Above, Warner certainly hasn't got everything right -Wolfgang Göbel's lighting is far too gloomy. All very well being mysterious but when we have to peer around the stage to see where the voices are coming from
Even Terfel is sometimes lost in the shadows, only a lone spear pin-pointing his whereabouts. Not that it matters in his case for here, if ever there was one, is a handsome, mellifluous Wotan on which the coming chapters of this famous role will surely build a rare nobility.
Philip Langridge's Loge is one of the great favourites of the evening. Red haired and mischievous, his is an engaging foil to Terfel's urbane Wotan. However, Saturday's first night audience may be found to have underestimated the Alberich of Günter von Kannen, veteran of 18 years at Bayreuth. A rousing and seriously Germanic interpretation - but then, why wouldn't it be?

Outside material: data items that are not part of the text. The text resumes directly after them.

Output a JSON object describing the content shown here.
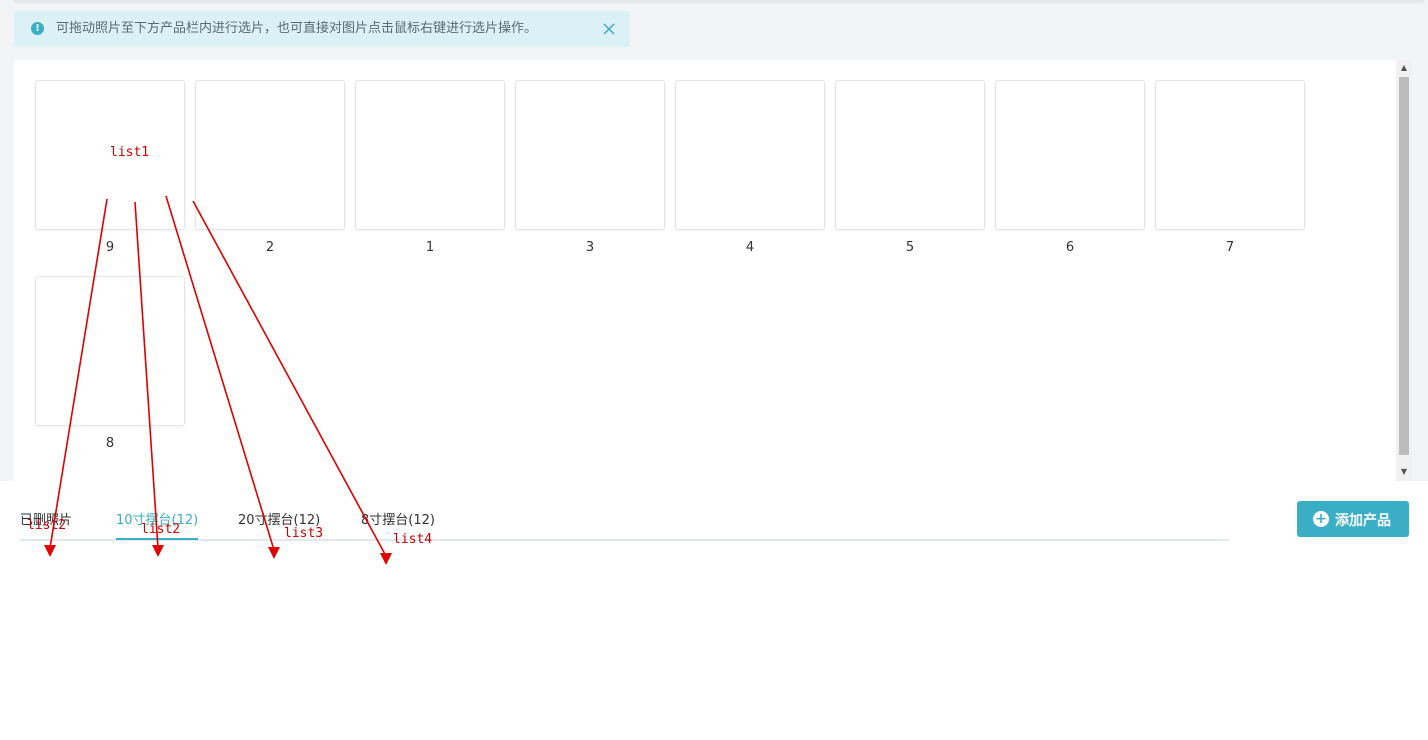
{
  "alert": {
    "text": "可拖动照片至下方产品栏内进行选片，也可直接对图片点击鼠标右键进行选片操作。",
    "icon": "info-icon",
    "close_icon": "close-icon"
  },
  "photos": [
    {
      "label": "9"
    },
    {
      "label": "2"
    },
    {
      "label": "1"
    },
    {
      "label": "3"
    },
    {
      "label": "4"
    },
    {
      "label": "5"
    },
    {
      "label": "6"
    },
    {
      "label": "7"
    },
    {
      "label": "8"
    }
  ],
  "tabs": [
    {
      "label": "已删照片",
      "active": false
    },
    {
      "label": "10寸摆台(12)",
      "active": true
    },
    {
      "label": "20寸摆台(12)",
      "active": false
    },
    {
      "label": "8寸摆台(12)",
      "active": false
    }
  ],
  "add_button": {
    "label": "添加产品",
    "icon": "plus-circle-icon"
  },
  "annotations": {
    "source": "list1",
    "targets": [
      "list2",
      "list2",
      "list3",
      "list4"
    ]
  },
  "colors": {
    "accent": "#3aaec4",
    "annotation": "#e00000",
    "alert_bg": "#dbf1f6"
  }
}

Imposing shadows of the giants, Fasholt and Fafner are not quite matched by the real things though the fine singing of Franz-Joseph Selig and Phillip Ems certainly matches the roles.
The dramatic mezzo of Rosalind Plowright is ideal for a production in which the workshop evokes shades of Frankenstein with Will Hartmann's Loge as the mad scientist. Consequently, the shapely, finely sung maidens of Sarah Fox, Heather Shipp and Liora Grodnikaite appear truly as the innocents they are, while Jane Henschel's Erda is a reassuring voice amid the greed and violence around.
Thus far, Stefanos Lazaridis's design seems quite in tune with Wagner's musical imagery. Yet we have seen Rheingolds with promises of Valhalla before without delivery the future beckons encouragingly all the same.
This Royal Opera production of "Das Rheingold" can be seen at Covent Garden on 21 December 2004 and on 4, 7 and 10 January 2005.